We assume that the node knows that most nodes will behave well, and so it's obliged to behave well too.

[stdset]

Then why the merchant would accept it?

It is released and confirmed. If necessary the attacker himself provides the first confirmation, which connects it to a recent tip. The transaction looks legit.

[mthcl]

Then why the merchant would accept it?

It is released and confirmed. If necessary the attacker himself provides the first confirmation, which connects it to a recent tip. The transaction looks legit.

But the cumulative weight of that tx is not so big, so why the merchant should accept it?

[iotatoken]

In short: yes we could take up loans by people to buy up IOTA token.
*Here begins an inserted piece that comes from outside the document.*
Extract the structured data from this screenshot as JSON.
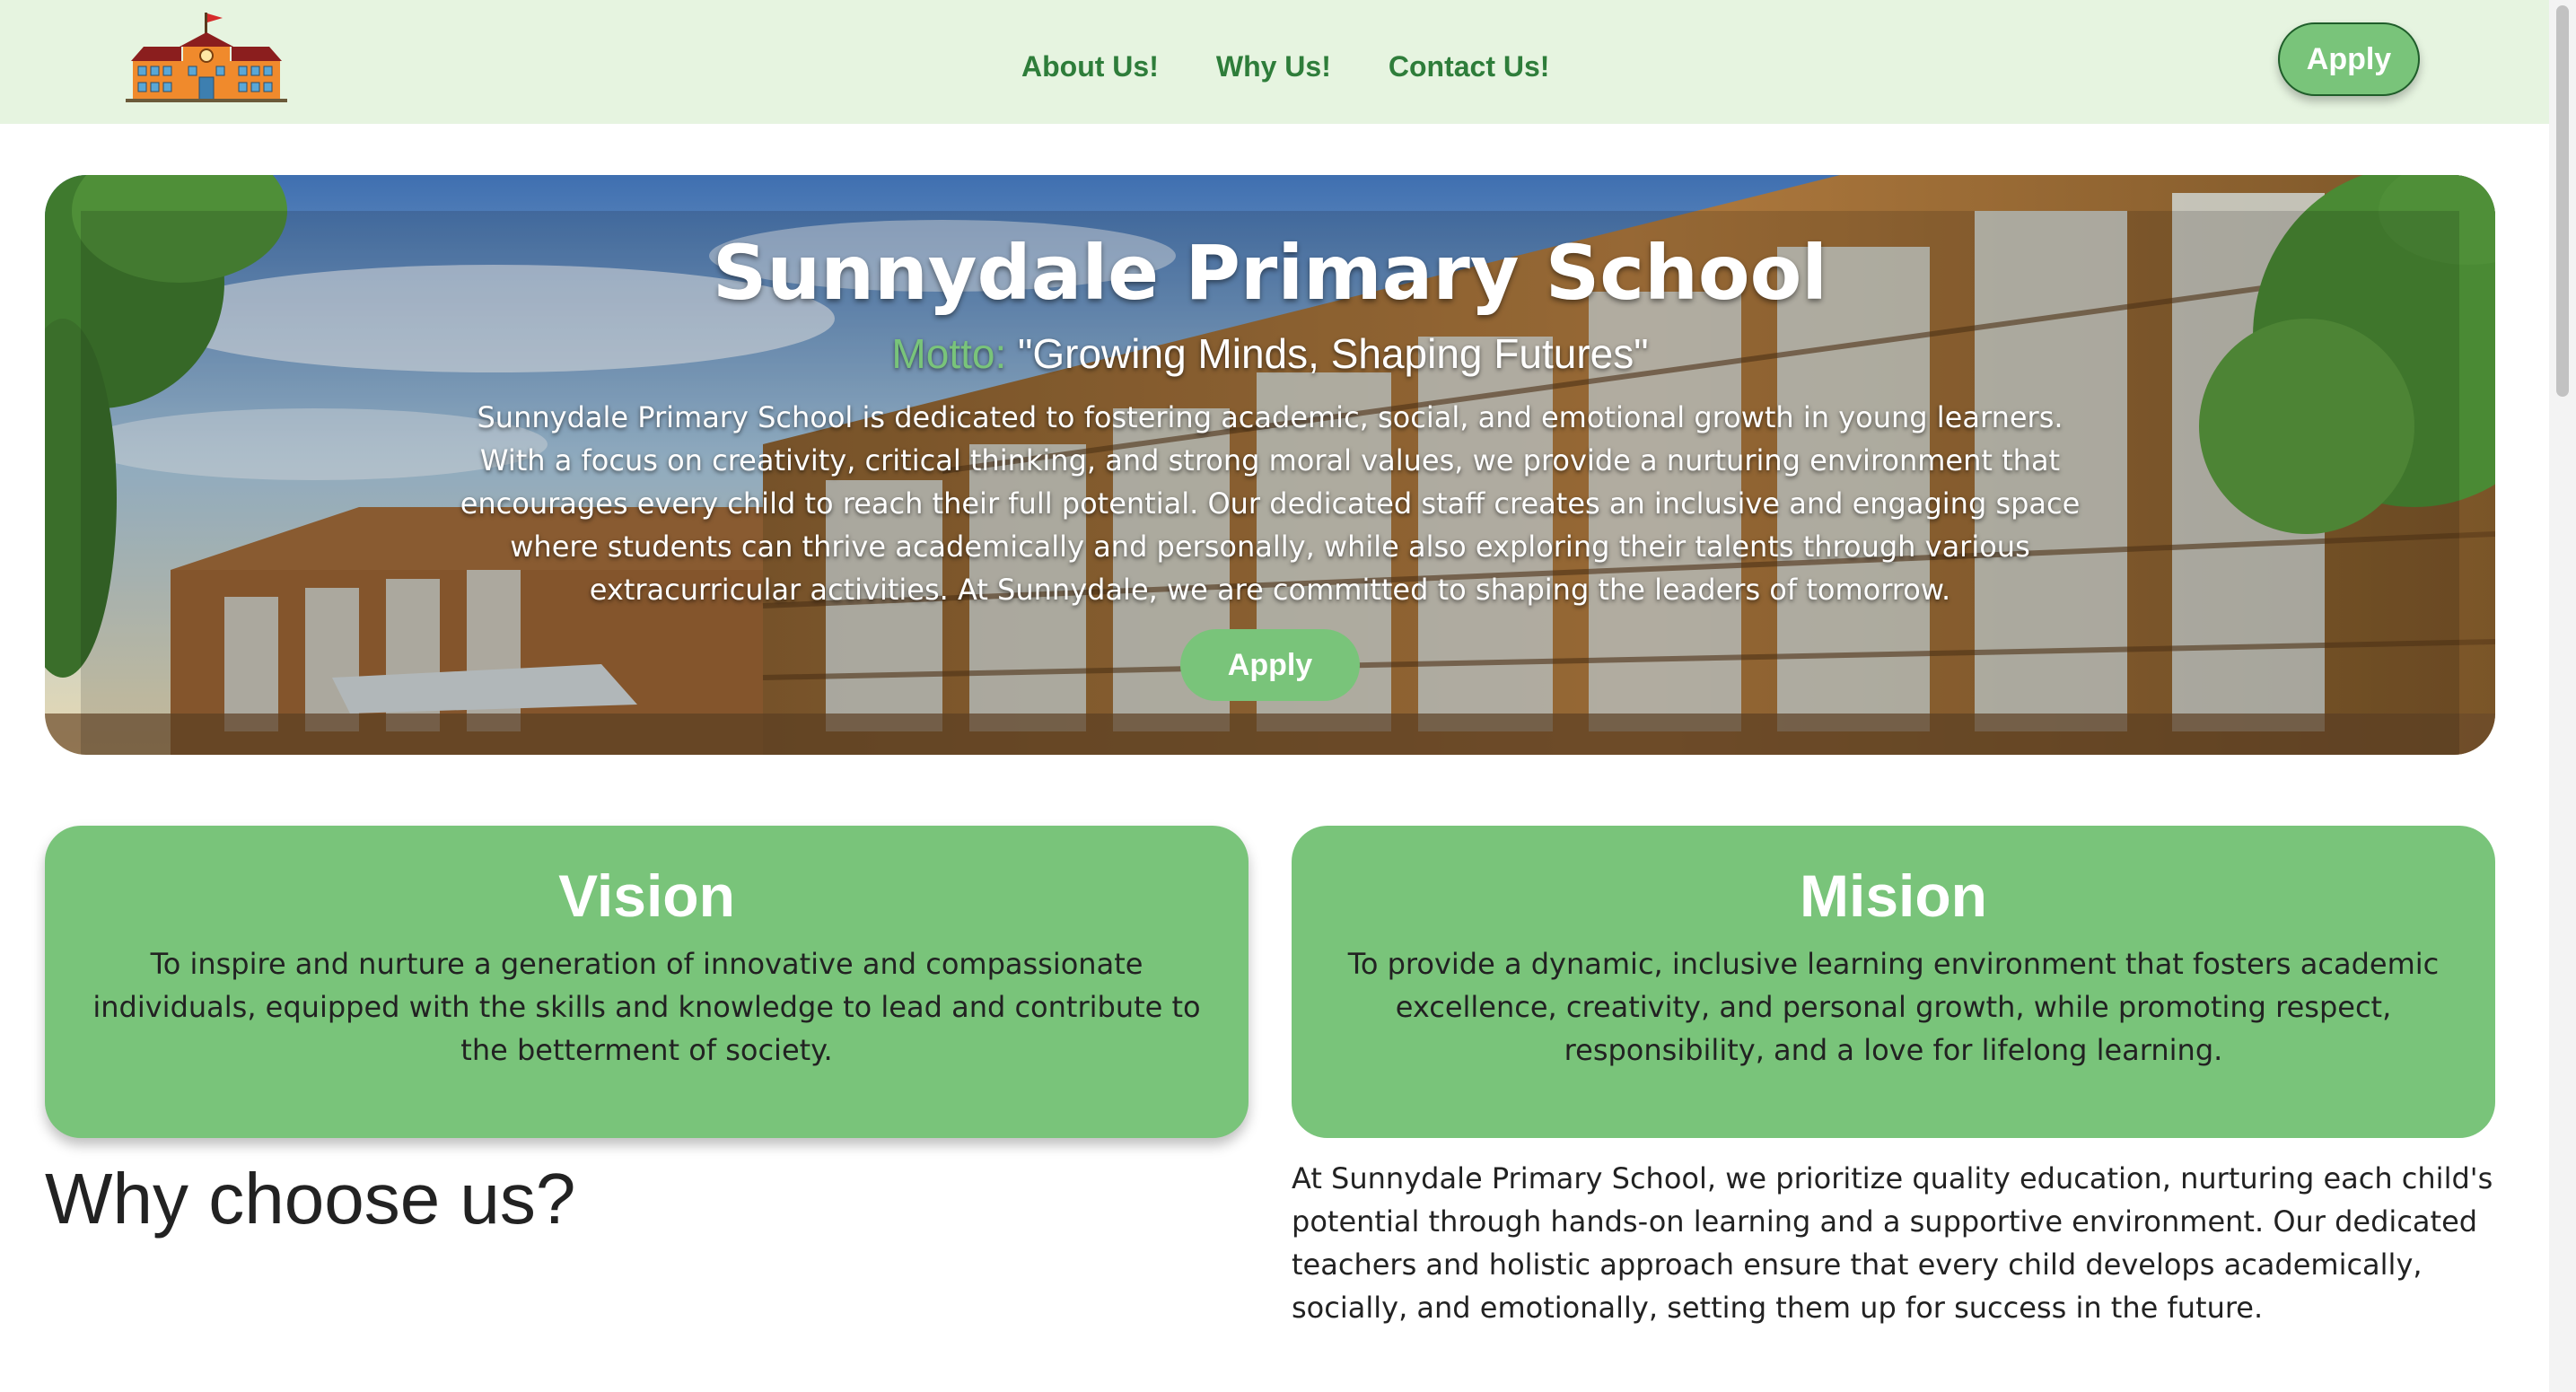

There are plenty of these opportunities if one wants to and this would not change if we had premine either, it would just give us even more IOTA.

As for verification process: there is no way to beat sybil, there would be numerous ways to fool this third party too. We could just pay some random people to buy coins via their IDs and then send them to us.

We wont cheat the system, it would be a detriment to IOTA and thus a larger detriment to ourselves than the profit we could get out of manipulating the ICO. This boils down to how inclined you are to believe in conspiracy theories. Fortunately participating in ICO is 100% voluntary.

[mthcl]

The attacker doesn't publish it untill he has enough transactions referencing the second doublespending transaction.

The second doublespending won't be referenced because the longest tip already contains the legit transaction.

Anyhow, we are discussing now with CfB ways to define better referral algorithms, which would permit to fence off such attacks in a more efficient way.

[stdset]

But the cumulative weight of that tx is not so big, so why the merchant should accept it?

NP, the merchant waits of course for normal amount of confirmations.